Un document judiciaire daté du 4 septembre 1498, qui est conservé à la bibliothèque municipale de Poitiers (A 34 liasse 2), fournit des renseignements circonstanciés sur le fonctionnement du péage perçu alors au pont de Chauvigny. C'est une enquête effectuée sur plainte de neuf habitants de Poitiers, à l'encontre de l'employé à la perception, le "pontenier", comme on l'appelle. Ces personnes reprochent au "pontenier" de les soumettre à une obligation dont ils prétendent être exempts par faveur royale, et ce par des procédés pour le moins énergiques. Les dépositions font connaître le tarif du péage, donnent un aperçu de la fréquentation du pont et, de plus, mettent en évidence un pèlerinage annuel à Chauvigny en l'honneur de saint Fiacre.

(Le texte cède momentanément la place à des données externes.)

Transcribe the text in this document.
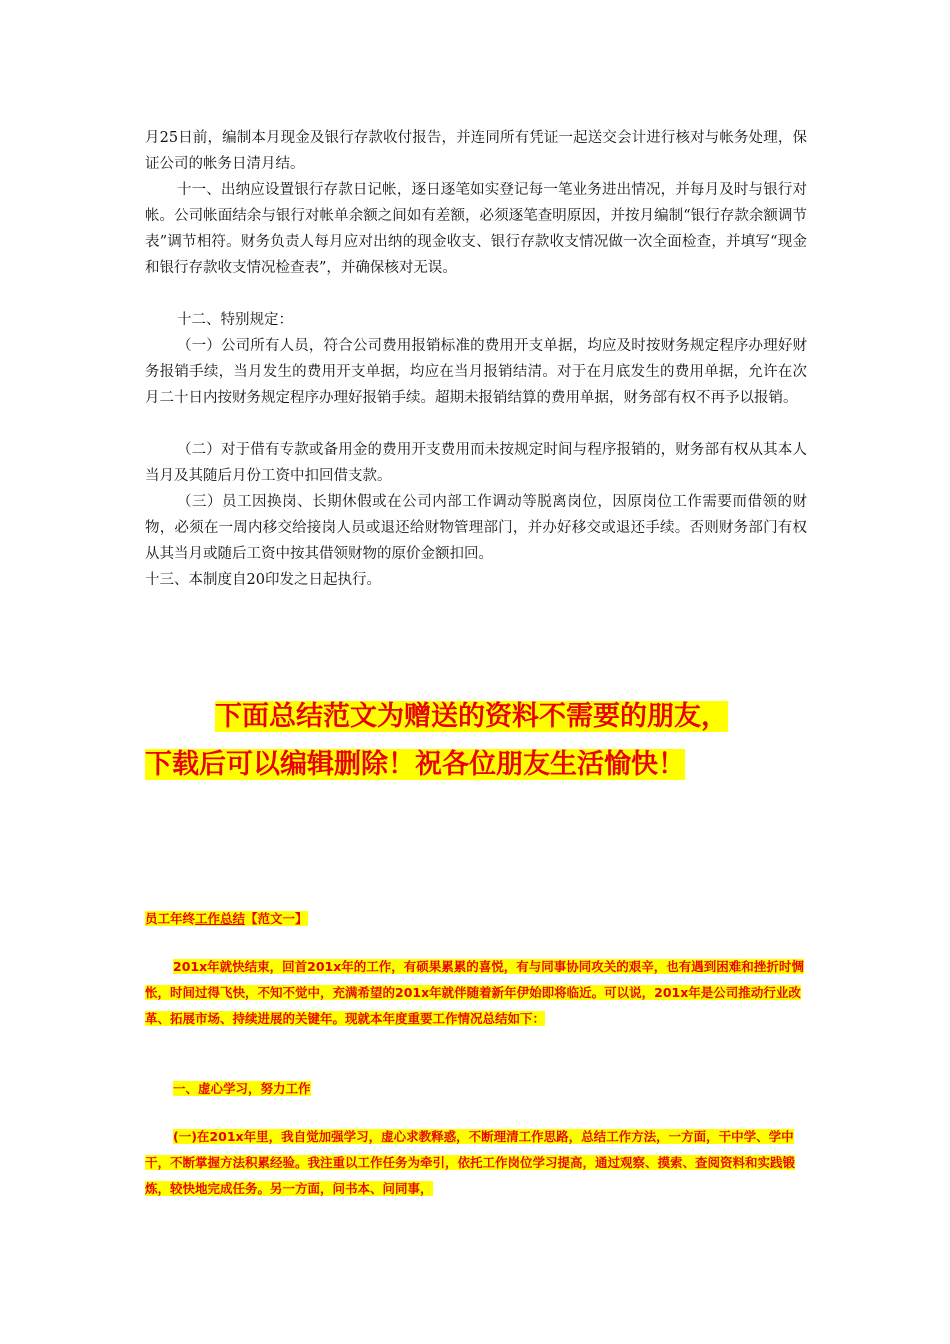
月25日前，编制本月现金及银行存款收付报告，并连同所有凭证一起送交会计进行核对与帐务处理，保证公司的帐务日清月结。

十一、出纳应设置银行存款日记帐，逐日逐笔如实登记每一笔业务进出情况，并每月及时与银行对帐。公司帐面结余与银行对帐单余额之间如有差额，必须逐笔查明原因，并按月编制“银行存款余额调节表”调节相符。财务负责人每月应对出纳的现金收支、银行存款收支情况做一次全面检查，并填写“现金和银行存款收支情况检查表”，并确保核对无误。

十二、特别规定：

（一）公司所有人员，符合公司费用报销标准的费用开支单据，均应及时按财务规定程序办理好财务报销手续，当月发生的费用开支单据，均应在当月报销结清。对于在月底发生的费用单据，允许在次月二十日内按财务规定程序办理好报销手续。超期未报销结算的费用单据，财务部有权不再予以报销。

（二）对于借有专款或备用金的费用开支费用而未按规定时间与程序报销的，财务部有权从其本人当月及其随后月份工资中扣回借支款。

（三）员工因换岗、长期休假或在公司内部工作调动等脱离岗位，因原岗位工作需要而借领的财物，必须在一周内移交给接岗人员或退还给财物管理部门，并办好移交或退还手续。否则财务部门有权从其当月或随后工资中按其借领财物的原价金额扣回。

十三、本制度自20印发之日起执行。

下面总结范文为赠送的资料不需要的朋友，

下载后可以编辑删除！祝各位朋友生活愉快！

员工年终工作总结【范文一】

201x年就快结束，回首201x年的工作，有硕果累累的喜悦，有与同事协同攻关的艰辛，也有遇到困难和挫折时惆怅，时间过得飞快，不知不觉中，充满希望的201x年就伴随着新年伊始即将临近。可以说，201x年是公司推动行业改革、拓展市场、持续进展的关键年。现就本年度重要工作情况总结如下：

一、虚心学习，努力工作

(一)在201x年里，我自觉加强学习，虚心求教释惑，不断理清工作思路，总结工作方法，一方面，干中学、学中干，不断掌握方法积累经验。我注重以工作任务为牵引，依托工作岗位学习提高，通过观察、摸索、查阅资料和实践锻炼，较快地完成任务。另一方面，问书本、问同事，
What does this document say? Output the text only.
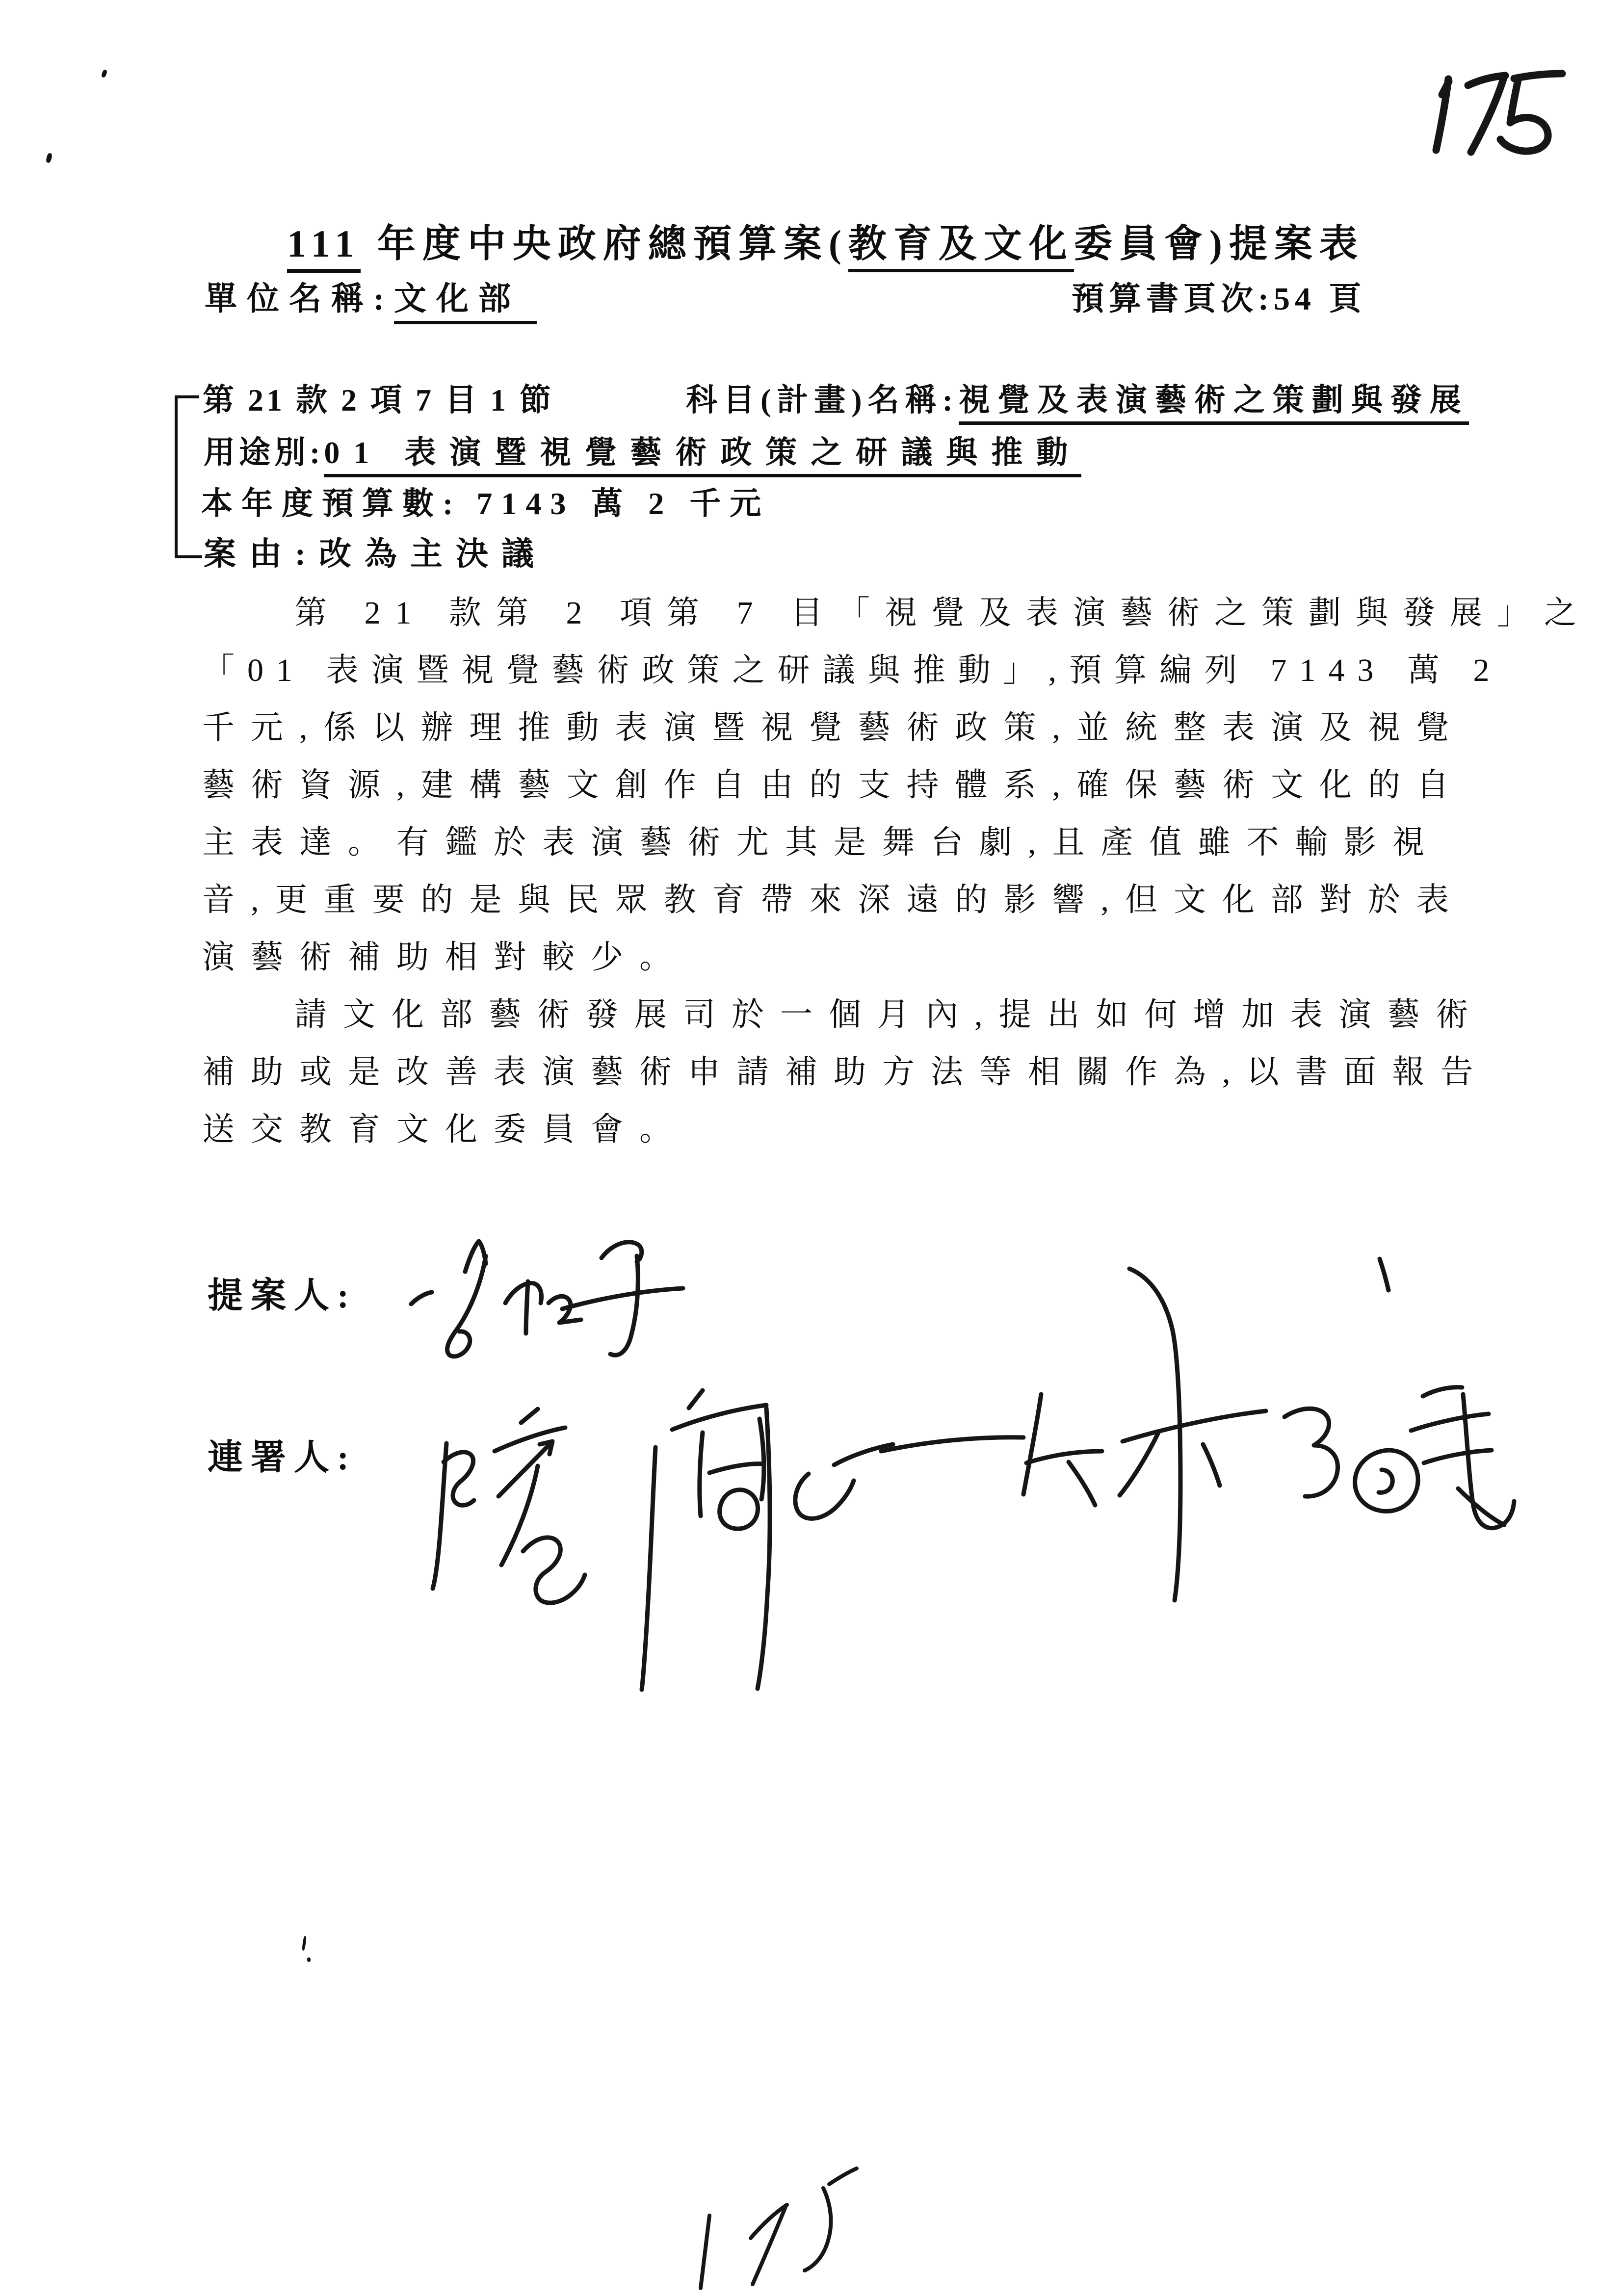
111 年度中央政府總預算案(教育及文化委員會)提案表
單位名稱:文化部	預算書頁次:54 頁
第 21 款 2 項 7 目 1 節	科目(計畫)名稱:視覺及表演藝術之策劃與發展
用途別:01 表演暨視覺藝術政策之研議與推動
本年度預算數: 7143 萬 2 千元
案由:改為主決議
第 21 款第 2 項第 7 目「視覺及表演藝術之策劃與發展」之
「01 表演暨視覺藝術政策之研議與推動」,預算編列 7143 萬 2
千元,係以辦理推動表演暨視覺藝術政策,並統整表演及視覺
藝術資源,建構藝文創作自由的支持體系,確保藝術文化的自
主表達。有鑑於表演藝術尤其是舞台劇,且產值雖不輸影視
音,更重要的是與民眾教育帶來深遠的影響,但文化部對於表
演藝術補助相對較少。
請文化部藝術發展司於一個月內,提出如何增加表演藝術
補助或是改善表演藝術申請補助方法等相關作為,以書面報告
送交教育文化委員會。
提案人:
連署人:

Le pèlerinage est mentionné par plusieurs personnes qui y ont participé le dimanche 2 septembre et qui en nomment d'autres, notamment le cuisinier de Montierneuf de Poitiers. C'est le "voyage à Monsieur saint Fiacre", qui attire dans la ville une "grande assemblée" de pèlerins venus de Poitiers et d'ailleurs.

On possède par ailleurs une mention du même pèlerinage, pour l'année 1414. Cette année-là, un hôtelier de la ville a tué son gendre au cours d'une rixe, le jour même de la fête du saint. Des " lettres de rémission " qui lui furent accordées mentionnent : " Ce jour-là, il y a toujours affluence, et, à l'hôtel, il y a plus de notables gens qu'en temps normal, pour l'honneur et la fête de M. Saint Fiacre, qui est prié et adoré audit lieu " (1). En 1414, le 30 août, jour de la fête, tombe un jeudi. Il en est de même en 1498, de sorte que, cette année-là au moins, le pèlerinage s'est prolongé jusqu'au dimanche suivant, 2 septembre.

On aimerait en savoir davantage sur cet élan de piété populaire qui animait la ville chaque année. Toujours est-il que le " voyage " est attesté pour presque tout le XVe siècle, sans qu'on sache avec précision où le saint était " prié et adoré ", " à Chauvigny ".

Note

(1) Le Pays Chauvinois, n° 1, p. 12.